O bote-proa-de-risco, Maranhão. Arquivo MSF.

Como já explicamos, nessa época o Brasil virou escala da Carreira das Índias. O litoral também passou a funcionar como estaleiro. Ali ocorriam reparos e a construção de caravelas e naus que cruzavam essa rota marítima.

As embarcações típicas brasileiras nasceram desse processo. Elas formam uma herança viva do encontro entre europeus — sobretudo de Portugal —, asiáticos e africanos com os povos indígenas da costa. Essa mistura moldou um patrimônio náutico único, ainda em uso.

Bote bastardo no cavado da onda, litoral do Ceará. Acervo MSF.

O acervo que nos resta hoje

Ainda contamos com algo entre 20 e 30 modelos de embarcações típicas. Entre eles estão as jangadas de pau, hoje quase extintas pela falta de matéria-prima. Há também os saveiros e as lanchas rabo-de-peixe, da Bahia. Essas embarcações foram protagonistas da nossa história. Algumas, como as canoas de pau têm hoje cerca de cem tipos ainda em atividade.

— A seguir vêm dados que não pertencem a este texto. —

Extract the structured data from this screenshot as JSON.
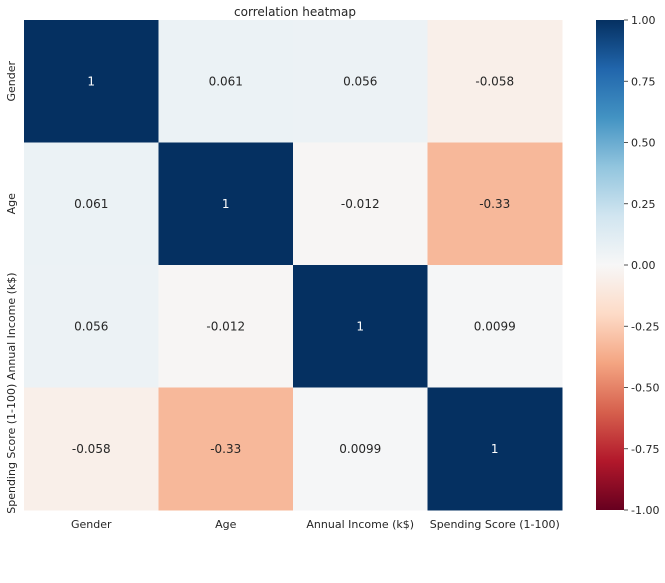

Elas existem desde o período em que os nautas escolheram a Bahia como capital. Mesmo imortalizados nas obras de Jorge Amado e Dorival Caymmi, os saveiros seguem pouco conhecidos. A maioria do público ignora sua história e beleza. Até entre baianos notáveis, o desconhecimento persiste.

Igarité, Maranhão. Arquivo MSF.

Mas o estado mais rico nesse acervo é, sem dúvida, o Maranhão. Ali ainda sobrevivem grandes quantidades de modelos diferentes. Entre eles estão as canoas costeiras, iates, botes proa-de-risco, bianas e igarités, entre outros.

Bote, Mundaú, Ceará. Arquivo MSF.

No Nordeste temos as jangadas, as canoas de risco de Camocim, e os botes bastardos do Rio Grande do Norte e do Ceará.

Canoas de risco no mar do Ceará.

Brasil tem a maior variedade de canoas do mundo

O Sudeste conseguiu salvar apenas as canoas, são diversos tipos espalhados pelo Espírito Santo, Rio de Janeiro, e São Paulo.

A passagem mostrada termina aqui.